Great. And maybe just a final question, if I could on cash and costs. I was wondering if you could give an indication on the -- where perhaps a more precise indication of the costs associated with fulfilling the RELEASE study obligations and closing that study down. And then separately, how far towards initiating the Phase II study with fimaVACC you expect your current cash position to take you? And is it fair to assume it wouldn't be possible to start that study prior to raising additional funding?

R
Ronny Skuggedal
Chief Financial Officer

So do you want me to answer that question? Okay. So I think it's too -- we are in the process right now. This is a global -- big global study, and we are swiftly closing down as many sites as we can. But we are in the process of closing this down, and it is a negotiation also with the CRO and all the details need to be put in place for this, termination.

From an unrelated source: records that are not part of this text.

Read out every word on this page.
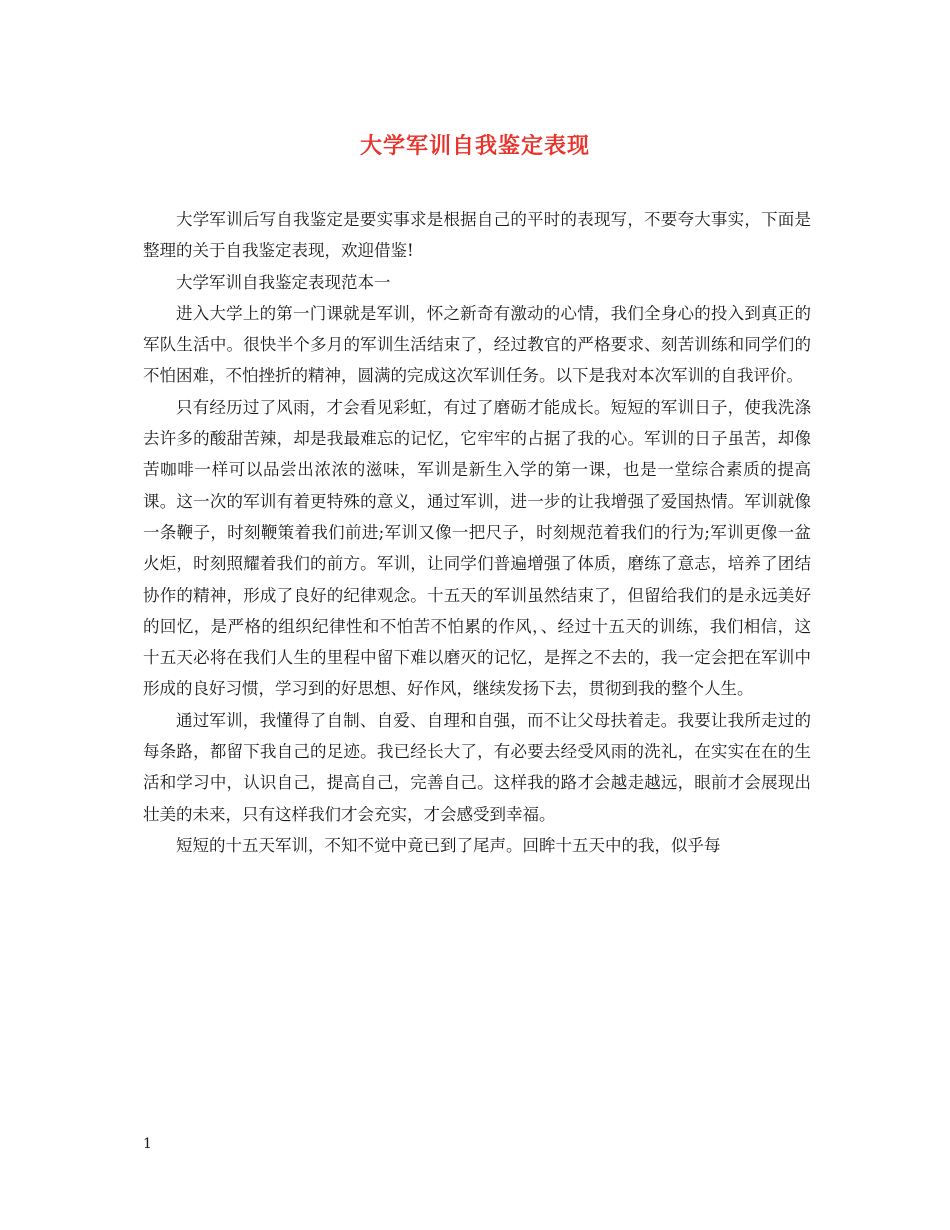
大学军训自我鉴定表现

大学军训后写自我鉴定是要实事求是根据自己的平时的表现写，不要夸大事实，下面是整理的关于自我鉴定表现，欢迎借鉴!

大学军训自我鉴定表现范本一

进入大学上的第一门课就是军训，怀之新奇有激动的心情，我们全身心的投入到真正的军队生活中。很快半个多月的军训生活结束了，经过教官的严格要求、刻苦训练和同学们的不怕困难，不怕挫折的精神，圆满的完成这次军训任务。以下是我对本次军训的自我评价。

只有经历过了风雨，才会看见彩虹，有过了磨砺才能成长。短短的军训日子，使我洗涤去许多的酸甜苦辣，却是我最难忘的记忆，它牢牢的占据了我的心。军训的日子虽苦，却像苦咖啡一样可以品尝出浓浓的滋味，军训是新生入学的第一课，也是一堂综合素质的提高课。这一次的军训有着更特殊的意义，通过军训，进一步的让我增强了爱国热情。军训就像一条鞭子，时刻鞭策着我们前进;军训又像一把尺子，时刻规范着我们的行为;军训更像一盆火炬，时刻照耀着我们的前方。军训，让同学们普遍增强了体质，磨练了意志，培养了团结协作的精神，形成了良好的纪律观念。十五天的军训虽然结束了，但留给我们的是永远美好的回忆，是严格的组织纪律性和不怕苦不怕累的作风，、经过十五天的训练，我们相信，这十五天必将在我们人生的里程中留下难以磨灭的记忆，是挥之不去的，我一定会把在军训中形成的良好习惯，学习到的好思想、好作风，继续发扬下去，贯彻到我的整个人生。

通过军训，我懂得了自制、自爱、自理和自强，而不让父母扶着走。我要让我所走过的每条路，都留下我自己的足迹。我已经长大了，有必要去经受风雨的洗礼，在实实在在的生活和学习中，认识自己，提高自己，完善自己。这样我的路才会越走越远，眼前才会展现出壮美的未来，只有这样我们才会充实，才会感受到幸福。

短短的十五天军训，不知不觉中竟已到了尾声。回眸十五天中的我，似乎每

1
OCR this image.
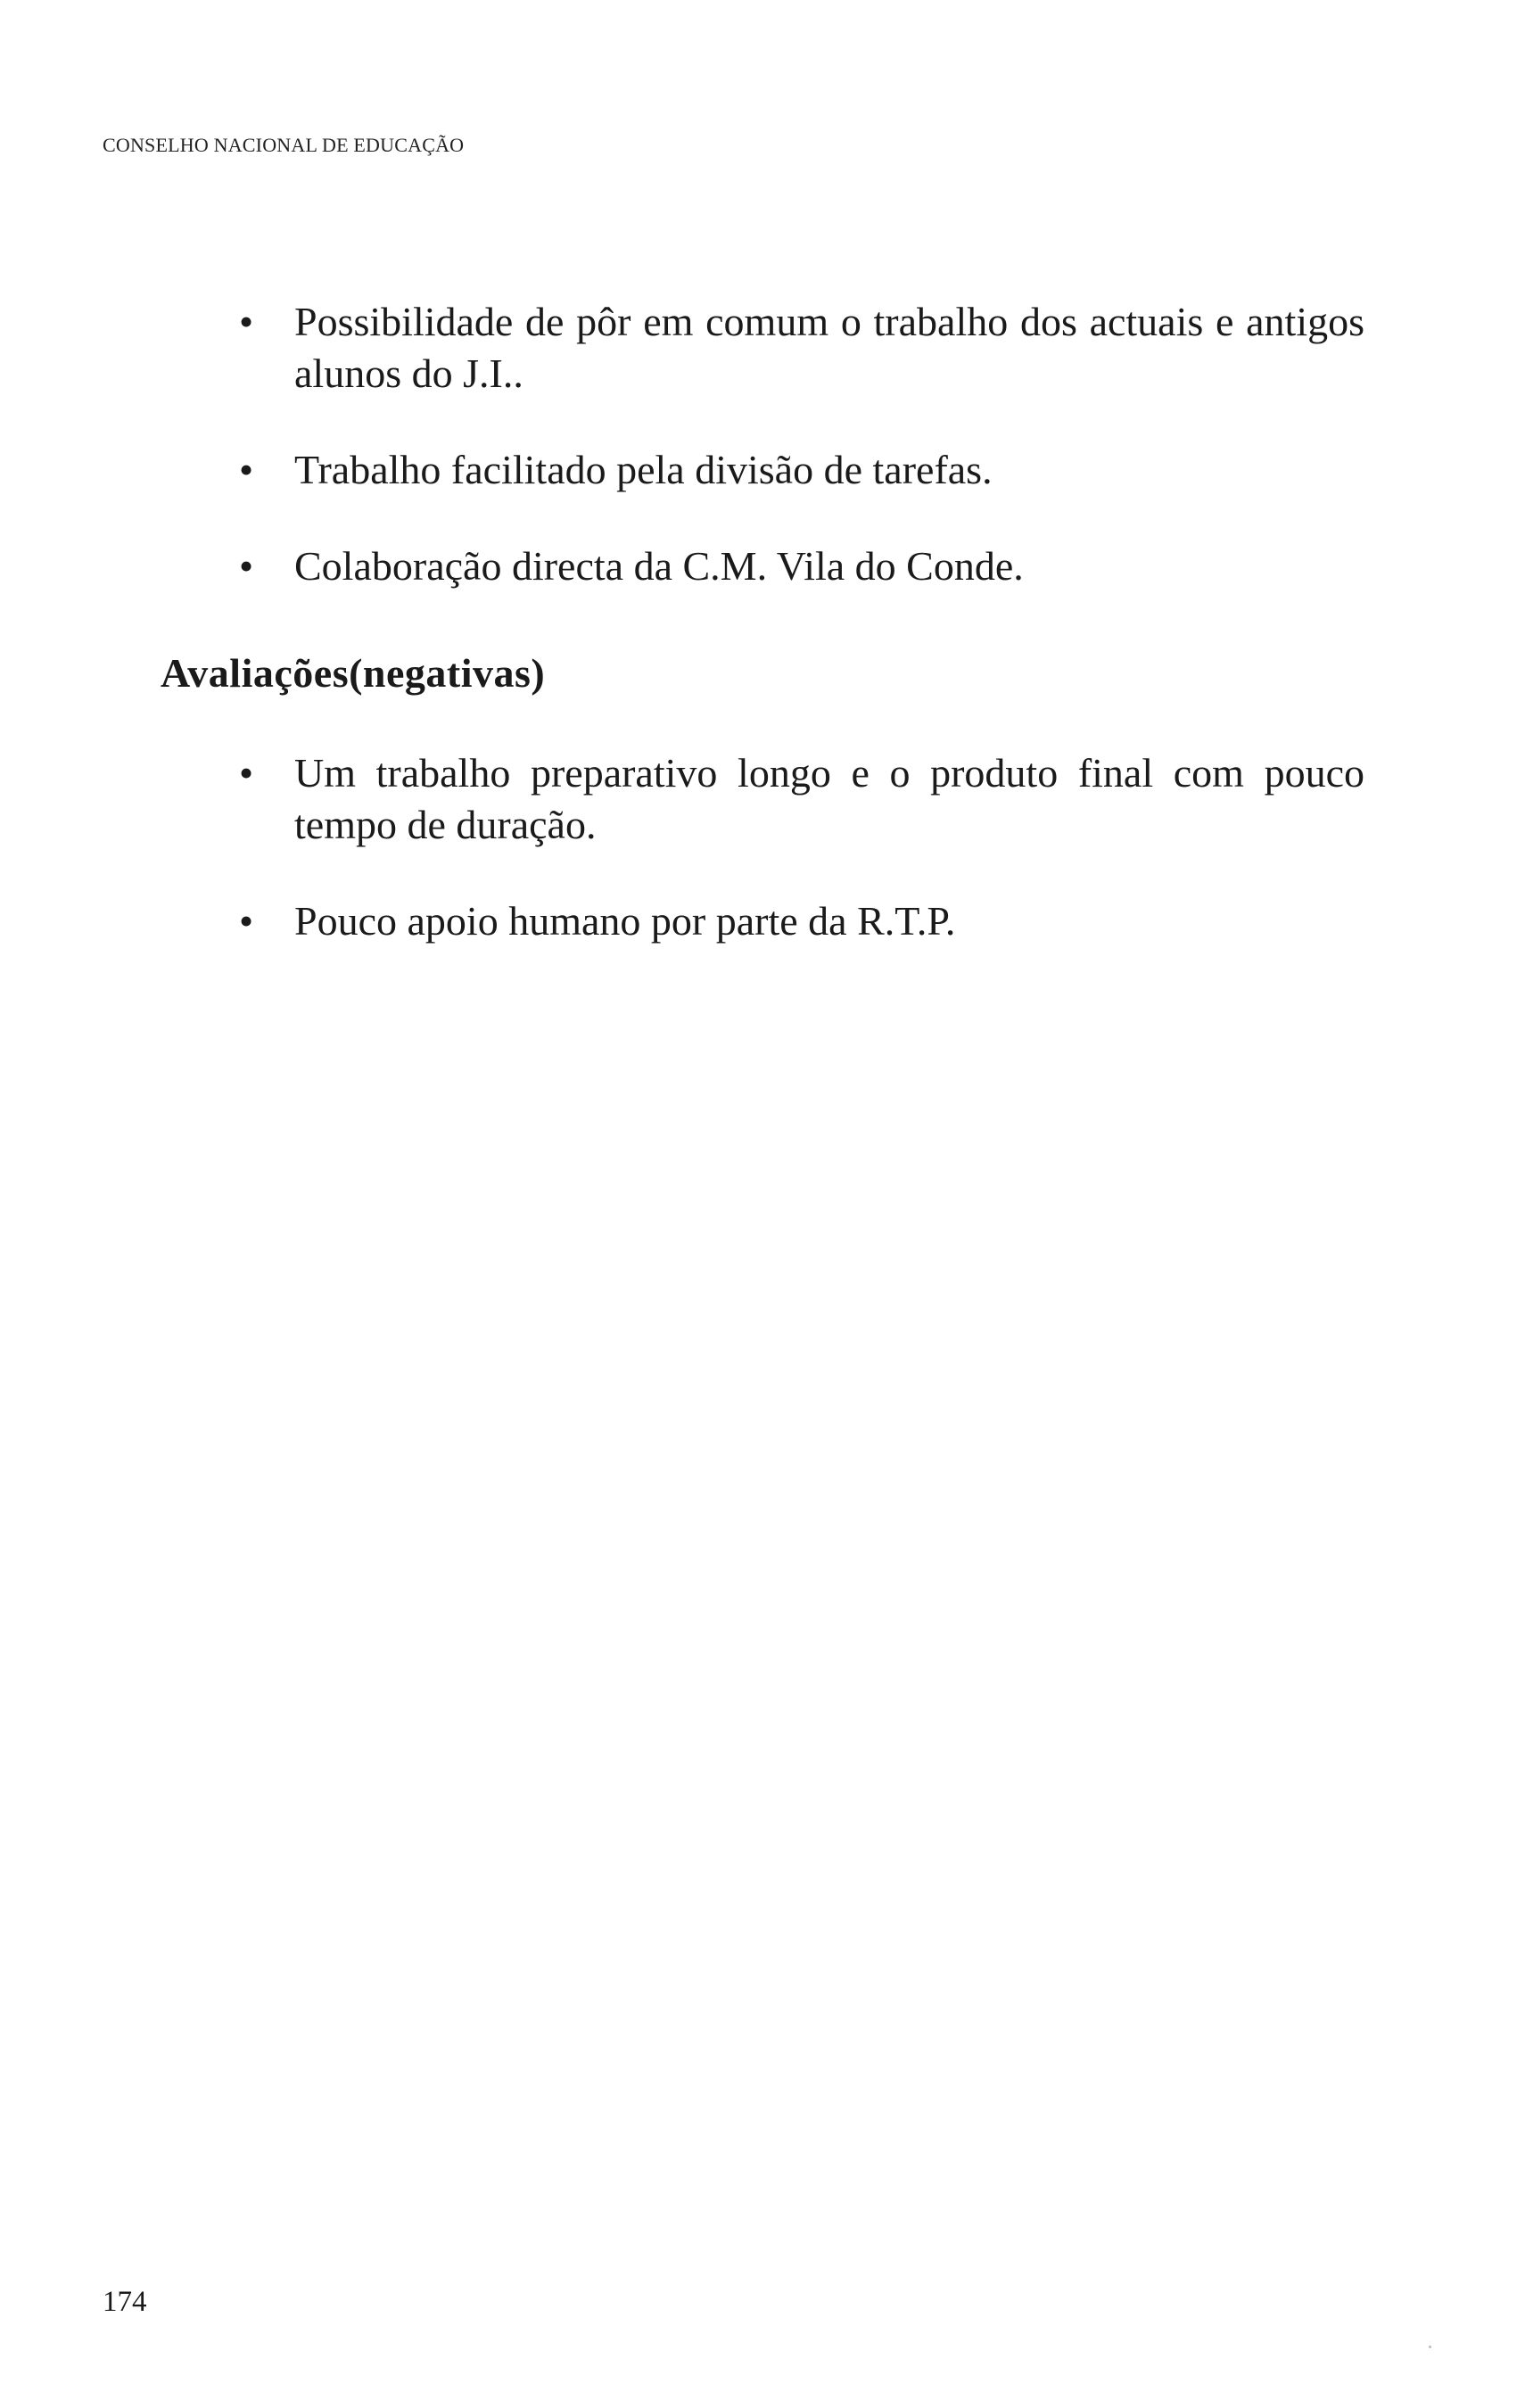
CONSELHO NACIONAL DE EDUCAÇÃO
• Possibilidade de pôr em comum o trabalho dos actuais e antigos alunos do J.I..
• Trabalho facilitado pela divisão de tarefas.
• Colaboração directa da C.M. Vila do Conde.
Avaliações(negativas)
• Um trabalho preparativo longo e o produto final com pouco tempo de duração.
• Pouco apoio humano por parte da R.T.P.
174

So it is -- we are not at this stage able to guide on this. And I don't want to do it until we have a more firm grip on what it really looks like and how swiftly we can do this and how cost efficient it can be done. So we will need to come back to that, unfortunately. We say that this -- the cash will -- so what we communicate is that it will take us well into 2023. And I know that you are so well versed within this area. So you understand that this fimaVACC study will not have been completed in that time period. But I think that's the only thing I can tell you right now.

A
Adam Karlsson
Research Analyst

Okay. No, that's helpful. But not to labor the point then, but that would imply that you feel you could initiate a Phase II study with the funding that you have, even though that funding wouldn't necessarily take you through to readout? Or is it fair to assume that you'd want to have funding in place for the entirety of the study before it came underway?

R
Ronny Skuggedal
Chief Financial Officer

So I think, as I said, it's a bit too early to say this until we know the exact cost of closing down the RELEASE. It may be that it would be possible to initiate, maybe not. It's too early to say. So I don't want to guide on this at the current stage. So I hope to come back to this at the next quarterly presentation and provide more details on where we are because then we have hopefully had our forum discussion with the clinical experts, and we know much more about the RELEASE wind-down costs, and we will have much more granularity at that stage on where we're going, is what we're hoping.

Operator

[Operator Instructions] As there are no more questions, I will now hand it back to the speakers for any closing remarks.

P
Per Walday
Chief Executive Officer

Okay. Thank you, and thanks to everyone listening in to this. I hope we will be able to come back soon again with you with some more granularity. I understand that there's a lot of wish out there to know more about the cost of closing down the study and the time lines to go forward with fimaVACC and so on. But I ask you to please understand that we don't want to go out with guesses on this. We really want to have the details in place and understand, and nothing is sort of fixed on this until everything is fixed of it. So we'll come back as soon as we can with more details about these things. And thank you so much for listening in and for your attention today. Goodbye.